This edition of Defense Acquisition, Technology & Logistics has an article titled "Replacing Risk with Knowledge to Deliver Better Acquisition Outcomes."
If we
- Focus actionable, meaningful, and relevant knowledge on reducing risk - we need to discover all the elements of risk, probe each path of the system architecture looking for possible and probable failure modes and the effect on the system. The system can include machines and well has personnel using those machines.
- Capture all information is some form of "model." sysML (System Modeling Language) is one approach. sysML is the cousin to UML used in software development systems modeling. There are tools for sysML, but the simple pencil and paper is a starting point. Asking and answering the question what are the components of the system, how do they interact, what happens when this part fails, what are the externalities of the system that will cause of problems during development or operations?
- Capture all knowledge from the subject matter experts, both internal and external. Who knows most about the type of system we're building? Go find that person or persons and have them tell you all the reasons it will fail. Find people who know people and ask the same question. If there is any one motivation for social networking in the program management world, it is finding people who know more than you do and asking them to identify people who know more than they do. There is no such in the modern world of "knowing what to do" without testing that knowledge on others. The hubris of development knowledge "I know what I'm doing" is the number one risk.
- Provide the best solutions through Analysis of Alternatives (AoA). AoA is a systems engineering discipline rarely practiced in the commercial IT world. Again many times from the hubris of failing to see beyond one's own experience.
- Make the best decisions based on the outcomes of the AoA. Testing those decisions against bench marked system, models, actual development, and again external subject matter experts.
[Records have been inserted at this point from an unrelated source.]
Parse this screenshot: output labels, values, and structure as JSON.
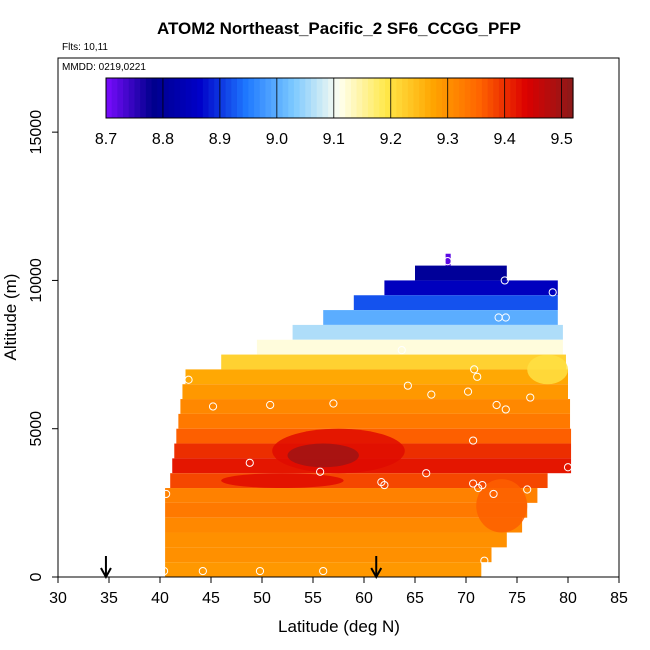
{
  "chart_data": {
    "type": "heatmap",
    "title": "ATOM2 Northeast_Pacific_2 SF6_CCGG_PFP",
    "flights_label": "Flts: 10,11",
    "dates_label": "MMDD: 0219,0221",
    "xlabel": "Latitude (deg N)",
    "ylabel": "Altitude (m)",
    "xlim": [
      30,
      85
    ],
    "ylim": [
      0,
      17500
    ],
    "xticks": [
      "30",
      "35",
      "40",
      "45",
      "50",
      "55",
      "60",
      "65",
      "70",
      "75",
      "80",
      "85"
    ],
    "yticks": [
      "0",
      "5000",
      "10000",
      "15000"
    ],
    "colorbar": {
      "min": 8.7,
      "max": 9.52,
      "ticks": [
        "8.7",
        "8.8",
        "8.9",
        "9.0",
        "9.1",
        "9.2",
        "9.3",
        "9.4",
        "9.5"
      ],
      "stops": [
        "#7a0cff",
        "#00008c",
        "#0000c8",
        "#1e78ff",
        "#7ac8ff",
        "#fffff0",
        "#ffe84a",
        "#ffa500",
        "#ff6400",
        "#dc0000",
        "#8b1a1a"
      ]
    },
    "arrows_latitude": [
      34.7,
      61.2
    ],
    "bands": [
      {
        "alt_lo": 10500,
        "alt_hi": 10900,
        "lat_lo": 68.0,
        "lat_hi": 68.5,
        "value": 8.72
      },
      {
        "alt_lo": 10000,
        "alt_hi": 10500,
        "lat_lo": 65.0,
        "lat_hi": 74.0,
        "value": 8.8
      },
      {
        "alt_lo": 9500,
        "alt_hi": 10000,
        "lat_lo": 62.0,
        "lat_hi": 79.0,
        "value": 8.85
      },
      {
        "alt_lo": 9000,
        "alt_hi": 9500,
        "lat_lo": 59.0,
        "lat_hi": 79.0,
        "value": 8.92
      },
      {
        "alt_lo": 8500,
        "alt_hi": 9000,
        "lat_lo": 56.0,
        "lat_hi": 79.0,
        "value": 9.0
      },
      {
        "alt_lo": 8000,
        "alt_hi": 8500,
        "lat_lo": 53.0,
        "lat_hi": 79.5,
        "value": 9.06
      },
      {
        "alt_lo": 7500,
        "alt_hi": 8000,
        "lat_lo": 49.5,
        "lat_hi": 79.5,
        "value": 9.12
      },
      {
        "alt_lo": 7000,
        "alt_hi": 7500,
        "lat_lo": 46.0,
        "lat_hi": 79.8,
        "value": 9.22
      },
      {
        "alt_lo": 6500,
        "alt_hi": 7000,
        "lat_lo": 42.5,
        "lat_hi": 80.0,
        "value": 9.27
      },
      {
        "alt_lo": 6000,
        "alt_hi": 6500,
        "lat_lo": 42.2,
        "lat_hi": 80.0,
        "value": 9.29
      },
      {
        "alt_lo": 5500,
        "alt_hi": 6000,
        "lat_lo": 42.0,
        "lat_hi": 80.2,
        "value": 9.31
      },
      {
        "alt_lo": 5000,
        "alt_hi": 5500,
        "lat_lo": 41.8,
        "lat_hi": 80.2,
        "value": 9.33
      },
      {
        "alt_lo": 4500,
        "alt_hi": 5000,
        "lat_lo": 41.6,
        "lat_hi": 80.3,
        "value": 9.36
      },
      {
        "alt_lo": 4000,
        "alt_hi": 4500,
        "lat_lo": 41.4,
        "lat_hi": 80.3,
        "value": 9.4
      },
      {
        "alt_lo": 3500,
        "alt_hi": 4000,
        "lat_lo": 41.2,
        "lat_hi": 80.3,
        "value": 9.42
      },
      {
        "alt_lo": 3000,
        "alt_hi": 3500,
        "lat_lo": 41.0,
        "lat_hi": 78.0,
        "value": 9.38
      },
      {
        "alt_lo": 2500,
        "alt_hi": 3000,
        "lat_lo": 40.5,
        "lat_hi": 77.0,
        "value": 9.32
      },
      {
        "alt_lo": 2000,
        "alt_hi": 2500,
        "lat_lo": 40.5,
        "lat_hi": 76.0,
        "value": 9.33
      },
      {
        "alt_lo": 1500,
        "alt_hi": 2000,
        "lat_lo": 40.5,
        "lat_hi": 75.5,
        "value": 9.31
      },
      {
        "alt_lo": 1000,
        "alt_hi": 1500,
        "lat_lo": 40.5,
        "lat_hi": 74.0,
        "value": 9.3
      },
      {
        "alt_lo": 500,
        "alt_hi": 1000,
        "lat_lo": 40.5,
        "lat_hi": 72.5,
        "value": 9.3
      },
      {
        "alt_lo": 0,
        "alt_hi": 500,
        "lat_lo": 40.5,
        "lat_hi": 71.5,
        "value": 9.29
      }
    ],
    "hotspots": [
      {
        "lat_lo": 51.0,
        "lat_hi": 64.0,
        "alt_lo": 3500,
        "alt_hi": 5000,
        "value": 9.43
      },
      {
        "lat_lo": 52.5,
        "lat_hi": 59.5,
        "alt_lo": 3700,
        "alt_hi": 4500,
        "value": 9.5
      },
      {
        "lat_lo": 46.0,
        "lat_hi": 58.0,
        "alt_lo": 3000,
        "alt_hi": 3500,
        "value": 9.43
      },
      {
        "lat_lo": 71.0,
        "lat_hi": 76.0,
        "alt_lo": 1500,
        "alt_hi": 3300,
        "value": 9.36
      },
      {
        "lat_lo": 76.0,
        "lat_hi": 80.0,
        "alt_lo": 6500,
        "alt_hi": 7500,
        "value": 9.2
      }
    ],
    "samples": [
      {
        "lat": 68.2,
        "alt": 10650
      },
      {
        "lat": 73.8,
        "alt": 10000
      },
      {
        "lat": 78.5,
        "alt": 9600
      },
      {
        "lat": 73.2,
        "alt": 8750
      },
      {
        "lat": 73.9,
        "alt": 8750
      },
      {
        "lat": 63.7,
        "alt": 7650
      },
      {
        "lat": 70.8,
        "alt": 7000
      },
      {
        "lat": 71.1,
        "alt": 6750
      },
      {
        "lat": 42.8,
        "alt": 6650
      },
      {
        "lat": 64.3,
        "alt": 6450
      },
      {
        "lat": 66.6,
        "alt": 6150
      },
      {
        "lat": 70.2,
        "alt": 6250
      },
      {
        "lat": 76.3,
        "alt": 6050
      },
      {
        "lat": 45.2,
        "alt": 5750
      },
      {
        "lat": 50.8,
        "alt": 5800
      },
      {
        "lat": 57.0,
        "alt": 5850
      },
      {
        "lat": 73.0,
        "alt": 5800
      },
      {
        "lat": 73.9,
        "alt": 5650
      },
      {
        "lat": 70.7,
        "alt": 4600
      },
      {
        "lat": 48.8,
        "alt": 3850
      },
      {
        "lat": 55.7,
        "alt": 3550
      },
      {
        "lat": 66.1,
        "alt": 3500
      },
      {
        "lat": 80.0,
        "alt": 3700
      },
      {
        "lat": 61.7,
        "alt": 3200
      },
      {
        "lat": 62.0,
        "alt": 3100
      },
      {
        "lat": 70.7,
        "alt": 3150
      },
      {
        "lat": 71.2,
        "alt": 3000
      },
      {
        "lat": 71.6,
        "alt": 3100
      },
      {
        "lat": 72.7,
        "alt": 2800
      },
      {
        "lat": 76.0,
        "alt": 2950
      },
      {
        "lat": 40.6,
        "alt": 2800
      },
      {
        "lat": 40.4,
        "alt": 200
      },
      {
        "lat": 44.2,
        "alt": 200
      },
      {
        "lat": 49.8,
        "alt": 200
      },
      {
        "lat": 56.0,
        "alt": 200
      },
      {
        "lat": 71.8,
        "alt": 550
      }
    ]
  }
}
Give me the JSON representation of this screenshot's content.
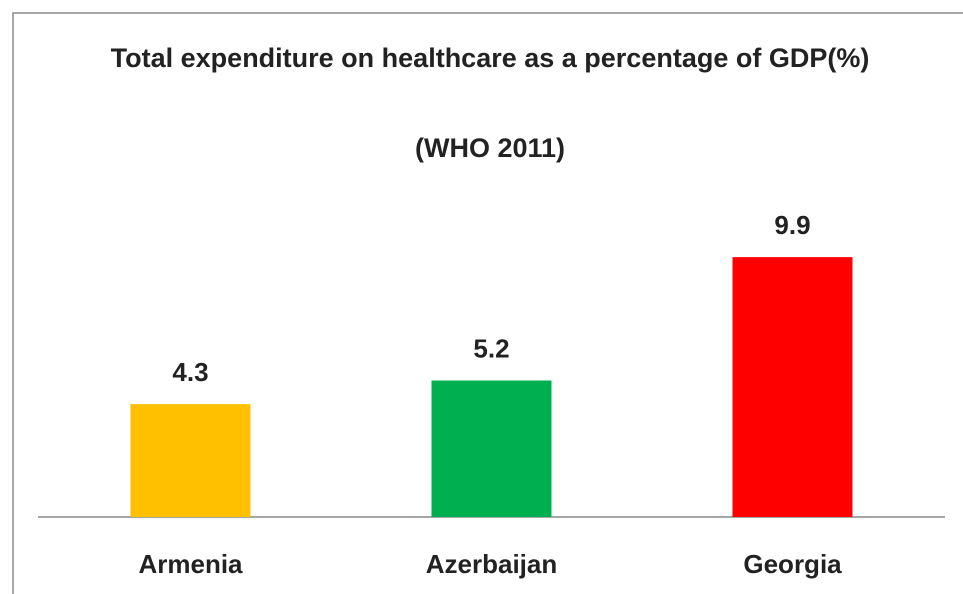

What This Means in the Face of Unknown Unknowns
Unknown Unknowns (UnkUnk) can only exist if in fact that class of risk is UNKNOWABLE. That is the risk to your project, program, system or any "engineered" outcome is in fact hidden from all efforts needed to discover it.
If you don't have enough money to seek the risk, if you don't have enough time to seek the risk, if you don't have the political will to seek the risk, then that does not mean the risk is a UnkUnk. Regardless of the naive and possibly lame definition provided by sources, the risk is still there and it is KNOWABLE with sufficient time, money, and skill. You're just not willing to pursue it.
So when you proceed using the definition of an UnkUnk :
The term unknown unknown refers to circumstances or outcomes that were not conceived of by an observer at a given point in time.
Ask your self, am I lazy, am I competent enough to actually manage this project, am I behaving with the hubris of Donal Rumsfeld, when he failed to pursue all the conseqeunces of invading a foriegn land with insuffucient - but readily available - understanding of the consequences?